Their neighbour of many years also has a business. But a little like ‘rich dad, poor dad’, their neighbour’s business is struggling … again. Not for the first time. Well, actually for the second time in two years. One neighbour has lent the other money to help them through their business’s hard times. A very noble thing to do, and something that I would not.
I am frequently approached to invest in small to medium business, and infrequently I do. There are a number of caveats I build into any decision, which we don’t need to go into. However, even before that I look at the business and the need for the investment. Nine times out of 10 it’s because the business is ‘short of cash’. And that is often followed by: ‘If I just plug this cash gap, I’ll be ok.’
Well, sometimes that’s true, but more often it’s an ongoing issue within the business, or an ongoing issue with what the owners are asking of the business.

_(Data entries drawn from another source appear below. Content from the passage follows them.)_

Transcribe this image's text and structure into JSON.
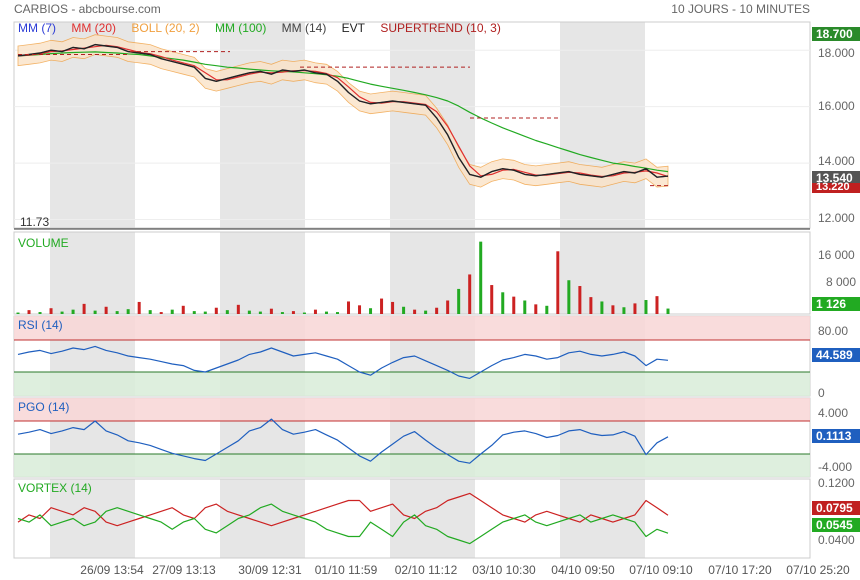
{
  "header": {
    "title": "CARBIOS - abcbourse.com",
    "period": "10 JOURS - 10 MINUTES"
  },
  "legend": [
    {
      "label": "MM (7)",
      "color": "#2b3bd6"
    },
    {
      "label": "MM (20)",
      "color": "#e03030"
    },
    {
      "label": "BOLL (20, 2)",
      "color": "#f0a040"
    },
    {
      "label": "MM (100)",
      "color": "#22aa22"
    },
    {
      "label": "MM (14)",
      "color": "#444444"
    },
    {
      "label": "EVT",
      "color": "#222222"
    },
    {
      "label": "SUPERTREND (10, 3)",
      "color": "#b02020"
    }
  ],
  "colors": {
    "up": "#22aa22",
    "down": "#cc2222",
    "rsi": "#1f5fbf",
    "grid_shade": "#e6e6e6",
    "overbought": "#f8d6d6",
    "oversold": "#d8ecd8"
  },
  "x_ticks": [
    "26/09 13:54",
    "27/09 13:13",
    "30/09 12:31",
    "01/10 11:59",
    "02/10 11:12",
    "03/10 10:30",
    "04/10 09:50",
    "07/10 09:10",
    "07/10 17:20",
    "07/10 25:20"
  ],
  "chart_data": [
    {
      "type": "line",
      "title": "",
      "ylabel": "",
      "ylim": [
        11.7,
        19.0
      ],
      "y_ticks": [
        "18.000",
        "16.000",
        "14.000",
        "12.000"
      ],
      "min_label": "11.73",
      "max_badge": "18.700",
      "last_badge": "13.540",
      "supertrend_badge": "13.220",
      "series": [
        {
          "name": "Cours",
          "values": [
            17.8,
            17.85,
            17.9,
            18.0,
            17.95,
            18.1,
            18.05,
            18.2,
            18.15,
            18.1,
            17.95,
            17.9,
            17.85,
            17.7,
            17.6,
            17.5,
            17.4,
            17.0,
            16.9,
            17.0,
            17.1,
            17.2,
            17.25,
            17.15,
            17.3,
            17.25,
            17.3,
            17.2,
            17.15,
            16.9,
            16.5,
            16.2,
            16.1,
            16.15,
            16.2,
            16.15,
            16.1,
            16.05,
            15.6,
            15.0,
            14.2,
            13.6,
            13.5,
            13.7,
            13.8,
            13.75,
            13.6,
            13.55,
            13.6,
            13.65,
            13.7,
            13.6,
            13.55,
            13.5,
            13.6,
            13.7,
            13.65,
            13.8,
            13.5,
            13.54
          ]
        },
        {
          "name": "MM (100)",
          "values": [
            17.8,
            17.82,
            17.85,
            17.88,
            17.9,
            17.92,
            17.93,
            17.94,
            17.92,
            17.9,
            17.87,
            17.85,
            17.8,
            17.75,
            17.7,
            17.65,
            17.58,
            17.5,
            17.45,
            17.4,
            17.37,
            17.33,
            17.3,
            17.27,
            17.25,
            17.23,
            17.2,
            17.17,
            17.13,
            17.08,
            17.0,
            16.9,
            16.8,
            16.72,
            16.65,
            16.58,
            16.5,
            16.42,
            16.32,
            16.2,
            16.02,
            15.8,
            15.6,
            15.42,
            15.25,
            15.1,
            14.95,
            14.8,
            14.68,
            14.55,
            14.43,
            14.3,
            14.2,
            14.1,
            14.0,
            13.95,
            13.88,
            13.82,
            13.75,
            13.7
          ]
        }
      ]
    },
    {
      "type": "bar",
      "title": "VOLUME",
      "ylim": [
        0,
        17000
      ],
      "y_ticks": [
        "16 000",
        "8 000"
      ],
      "last_badge": "1 126",
      "values": [
        300,
        800,
        400,
        1200,
        500,
        900,
        2100,
        700,
        1500,
        600,
        1000,
        2500,
        800,
        400,
        900,
        1700,
        600,
        500,
        1300,
        800,
        1900,
        700,
        500,
        1100,
        400,
        600,
        300,
        900,
        500,
        400,
        2600,
        1800,
        1200,
        3200,
        2500,
        1500,
        900,
        700,
        1300,
        2800,
        5200,
        8200,
        15000,
        6000,
        4500,
        3600,
        2800,
        2000,
        1700,
        13000,
        7000,
        5800,
        3500,
        2600,
        1800,
        1400,
        2200,
        2900,
        3700,
        1126
      ],
      "colors_up": [
        1,
        0,
        1,
        0,
        1,
        1,
        0,
        1,
        0,
        1,
        1,
        0,
        1,
        0,
        1,
        0,
        1,
        1,
        0,
        1,
        0,
        1,
        1,
        0,
        1,
        0,
        1,
        0,
        1,
        1,
        0,
        0,
        1,
        0,
        0,
        1,
        0,
        1,
        0,
        0,
        1,
        0,
        1,
        0,
        1,
        0,
        1,
        0,
        1,
        0,
        1,
        0,
        0,
        1,
        0,
        1,
        0,
        1,
        0,
        1
      ]
    },
    {
      "type": "line",
      "title": "RSI (14)",
      "ylim": [
        0,
        100
      ],
      "y_ticks": [
        "80.00",
        "0"
      ],
      "bands": [
        30,
        70
      ],
      "last_badge": "44.589",
      "values": [
        52,
        55,
        57,
        53,
        56,
        60,
        58,
        62,
        57,
        54,
        50,
        48,
        46,
        43,
        40,
        38,
        32,
        30,
        35,
        40,
        45,
        52,
        55,
        60,
        55,
        50,
        52,
        54,
        50,
        46,
        38,
        30,
        26,
        35,
        42,
        48,
        50,
        44,
        38,
        32,
        25,
        22,
        30,
        38,
        45,
        48,
        52,
        50,
        46,
        48,
        54,
        56,
        52,
        50,
        52,
        55,
        50,
        38,
        46,
        44.589
      ]
    },
    {
      "type": "line",
      "title": "PGO (14)",
      "ylim": [
        -6,
        6
      ],
      "y_ticks": [
        "4.000",
        "-4.000"
      ],
      "bands": [
        -2.5,
        2.5
      ],
      "last_badge": "0.1113",
      "values": [
        0.5,
        0.8,
        1.2,
        0.6,
        1.0,
        1.5,
        1.2,
        2.5,
        1.0,
        0.4,
        -0.5,
        -0.8,
        -1.2,
        -1.8,
        -2.4,
        -2.8,
        -3.2,
        -3.5,
        -2.5,
        -1.5,
        -0.5,
        1.0,
        1.5,
        2.8,
        1.2,
        0.5,
        0.8,
        1.2,
        0.4,
        -0.4,
        -1.6,
        -2.8,
        -3.6,
        -2.2,
        -1.0,
        0.2,
        0.9,
        -0.4,
        -1.6,
        -2.6,
        -3.6,
        -3.9,
        -2.5,
        -1.2,
        0.4,
        0.8,
        1.0,
        0.6,
        0.0,
        0.3,
        1.0,
        1.2,
        0.6,
        0.3,
        0.4,
        0.9,
        0.2,
        -2.6,
        -0.8,
        0.1113
      ]
    },
    {
      "type": "line",
      "title": "VORTEX (14)",
      "ylim": [
        0.02,
        0.13
      ],
      "y_ticks": [
        "0.1200",
        "0.0400"
      ],
      "series": [
        {
          "name": "VI-",
          "color": "#cc2222",
          "last_badge": "0.0795",
          "values": [
            0.07,
            0.08,
            0.075,
            0.09,
            0.085,
            0.08,
            0.09,
            0.085,
            0.07,
            0.065,
            0.07,
            0.075,
            0.08,
            0.085,
            0.09,
            0.08,
            0.075,
            0.09,
            0.095,
            0.085,
            0.08,
            0.075,
            0.07,
            0.065,
            0.07,
            0.075,
            0.08,
            0.085,
            0.09,
            0.095,
            0.1,
            0.1,
            0.085,
            0.09,
            0.095,
            0.08,
            0.075,
            0.085,
            0.09,
            0.1,
            0.105,
            0.11,
            0.1,
            0.09,
            0.08,
            0.075,
            0.07,
            0.08,
            0.085,
            0.08,
            0.075,
            0.07,
            0.08,
            0.075,
            0.07,
            0.075,
            0.08,
            0.1,
            0.09,
            0.0795
          ]
        },
        {
          "name": "VI+",
          "color": "#22aa22",
          "last_badge": "0.0545",
          "values": [
            0.075,
            0.07,
            0.08,
            0.065,
            0.07,
            0.075,
            0.065,
            0.07,
            0.085,
            0.09,
            0.085,
            0.08,
            0.075,
            0.07,
            0.06,
            0.07,
            0.075,
            0.06,
            0.055,
            0.065,
            0.075,
            0.08,
            0.09,
            0.095,
            0.085,
            0.08,
            0.075,
            0.07,
            0.06,
            0.055,
            0.05,
            0.05,
            0.07,
            0.06,
            0.05,
            0.07,
            0.08,
            0.065,
            0.06,
            0.05,
            0.045,
            0.04,
            0.05,
            0.06,
            0.07,
            0.075,
            0.08,
            0.07,
            0.065,
            0.07,
            0.075,
            0.08,
            0.07,
            0.075,
            0.08,
            0.075,
            0.07,
            0.05,
            0.06,
            0.0545
          ]
        }
      ]
    }
  ]
}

First one. Unless the business is being run with an eye to constant growth, with constant investment to allow it to grow, a business stalls then goes backwards. When it goes backwards, the owners still try to take the same amount of money out of it to pay their mortgage, car loans, schools fees. But the business is stalling, and can’t generate as much cash, and things start to go backwards faster until there’s no money left in the business.
Second one. The business is strong and well run. It’s growing and providing a good income for the owners. But then a new hobby appears. Boats, racing cars, race horses and holiday homes are the ones that ring alarm bells for the accountants who work with many small to medium businesses. Here the business is like a healthy little donkey. It’s being well fed, but being asked to carry a greater and greater load. A load it can’t bear for too long until its little legs splay and it sinks to the ground. The old adage that if you want to own a small business, build a big one then go motor/horse/yacht racing is still true.
These are good businesses to buy. They’re making good money, just spending too much. A behaviour a new owner can change.
The report also said: “SME development requires a crosscutting strategy, its success depends on the ability of governments to implement sound macroeconomic policies, for other stakeholders (banks, educational institutions and chambers) to develop good microeconomic business environments, and the ability of the SME’s owners to implement competitive operating practices and business strategies. Good policies come in clusters.”
I’m not sure how good policy can stop business owners from spending too much money on things outside the business, but I do believe that all levels of government plus key professional business bodies can help our SME owners start and then grow strong businesses.